There are many things I don't pretend/hope never to know about the mysterious, elusive opposite sex, but the practice of Trifling is not among these. A Trifler, not unlike a Scrub, texts or calls at bizarre or seemingly unrelated intervals and makes plans he promptly breaks. You are left waiting--most often in a very cliched fashion by the phone with hair all done up and nails all filed--to be jerked around later, given noncommittal replies or fumbling "My bad's, what are you doing in the next twenty minutes?" kind of texts. This is Textbook Trifling.

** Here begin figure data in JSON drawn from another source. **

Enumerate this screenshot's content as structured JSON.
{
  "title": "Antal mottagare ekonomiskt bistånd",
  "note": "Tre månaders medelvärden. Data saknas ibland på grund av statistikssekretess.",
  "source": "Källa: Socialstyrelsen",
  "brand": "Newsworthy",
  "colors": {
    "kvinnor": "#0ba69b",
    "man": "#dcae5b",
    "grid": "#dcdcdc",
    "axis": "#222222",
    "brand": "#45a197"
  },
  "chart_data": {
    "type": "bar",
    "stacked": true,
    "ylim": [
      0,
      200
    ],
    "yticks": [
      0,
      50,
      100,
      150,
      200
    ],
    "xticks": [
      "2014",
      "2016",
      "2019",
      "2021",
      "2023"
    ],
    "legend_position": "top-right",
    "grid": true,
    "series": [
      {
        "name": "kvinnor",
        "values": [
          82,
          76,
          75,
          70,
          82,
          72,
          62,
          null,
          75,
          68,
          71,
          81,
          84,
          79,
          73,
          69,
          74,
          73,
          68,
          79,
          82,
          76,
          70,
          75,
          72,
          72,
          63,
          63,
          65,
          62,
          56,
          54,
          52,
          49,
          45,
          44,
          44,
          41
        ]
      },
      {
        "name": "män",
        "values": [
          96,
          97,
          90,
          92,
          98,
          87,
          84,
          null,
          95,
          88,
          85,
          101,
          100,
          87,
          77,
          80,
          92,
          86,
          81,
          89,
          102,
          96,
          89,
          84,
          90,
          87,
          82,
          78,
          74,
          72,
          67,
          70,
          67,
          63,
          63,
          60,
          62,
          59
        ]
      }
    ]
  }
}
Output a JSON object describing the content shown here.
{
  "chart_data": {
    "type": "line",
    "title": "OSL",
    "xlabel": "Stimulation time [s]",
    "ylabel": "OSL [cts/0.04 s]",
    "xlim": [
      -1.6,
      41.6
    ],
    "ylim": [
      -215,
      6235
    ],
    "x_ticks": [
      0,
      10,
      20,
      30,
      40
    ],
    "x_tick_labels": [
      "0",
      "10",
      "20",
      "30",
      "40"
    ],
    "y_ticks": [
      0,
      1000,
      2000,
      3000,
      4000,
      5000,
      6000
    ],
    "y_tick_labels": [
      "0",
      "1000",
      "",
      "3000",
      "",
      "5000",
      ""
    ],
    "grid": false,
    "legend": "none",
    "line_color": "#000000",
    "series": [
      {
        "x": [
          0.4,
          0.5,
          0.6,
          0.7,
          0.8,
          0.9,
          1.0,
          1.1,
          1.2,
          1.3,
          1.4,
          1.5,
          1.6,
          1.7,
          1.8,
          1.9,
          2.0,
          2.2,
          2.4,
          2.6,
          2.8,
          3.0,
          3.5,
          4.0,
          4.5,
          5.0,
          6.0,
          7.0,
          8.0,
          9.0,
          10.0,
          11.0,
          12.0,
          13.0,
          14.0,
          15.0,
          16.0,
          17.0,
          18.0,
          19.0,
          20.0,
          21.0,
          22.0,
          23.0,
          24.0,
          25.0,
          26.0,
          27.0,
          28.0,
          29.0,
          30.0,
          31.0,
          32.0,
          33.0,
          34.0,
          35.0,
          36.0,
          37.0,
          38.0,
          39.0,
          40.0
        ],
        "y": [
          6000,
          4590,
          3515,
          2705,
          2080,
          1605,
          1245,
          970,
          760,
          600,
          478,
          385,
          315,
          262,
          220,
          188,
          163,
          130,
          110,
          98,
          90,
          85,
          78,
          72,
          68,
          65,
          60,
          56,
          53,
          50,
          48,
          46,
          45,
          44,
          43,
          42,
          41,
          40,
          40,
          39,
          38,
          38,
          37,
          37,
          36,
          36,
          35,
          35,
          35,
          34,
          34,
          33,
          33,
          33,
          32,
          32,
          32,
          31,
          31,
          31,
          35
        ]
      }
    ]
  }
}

I know of no person who deserves such treatment based only on the external merit of his/her good heart and character, but at the same time the whole reason such beings are allowed to exist and walk around untouched or unscorned in this world is because we (I) want them. I enable because I need. It's deeply fatalistic, pursuing a Trifler, yet I find myself fuming while still buying push-up bras or clearing weekends on the offchance I could be...summoned. We ask for all of this and then complain when it happens, and that's how sexism is probably best perpetuated.

Last night talked about Hume, sex and biological tendencies at length with a bunch of girlfriends over a handle of Captain Morgan. Now, have to go to work. Have resolved to spend the rest of this week working, hanging with family, recording songs, writing, working out, reading The Lord of the Rings Trilogy and living a double life that demerits instantly all the previous good intentions--ruthlessly struggling for power via text message with people who likely won't find these "ambitions" interesting. And I'm not even upset about it, I'm just sort of mildly bewildered, when I stop to think. I think.

Pet Names (Before I Forget): Rude Gus, Boba Fet

Wednesday, June 3, 2009

The Four Moon Planet, Billy Collins

"I have envied the four moon planet." (The Notebooks of Robert Frost)

Maybe he was thinking of the song

"What A Little Moonlight Can Do"

and became curious about

what a lot of moonlight might be capable of.

But wouldn't this be too much of a good thing?

and what if you couldn't tell them apart

and they always rose together

like pale quadruplets entering a living room?

Yes, there would be enough light

to read a book or write a letter at midnight,

and if you drank enough tequila

you might see eight of them roving brightly above.

But think of the two lovers on a beach,

his arm around her bare shoulder,

thrilled at how close they were feeling tonight

while he gazed at one moon and she another.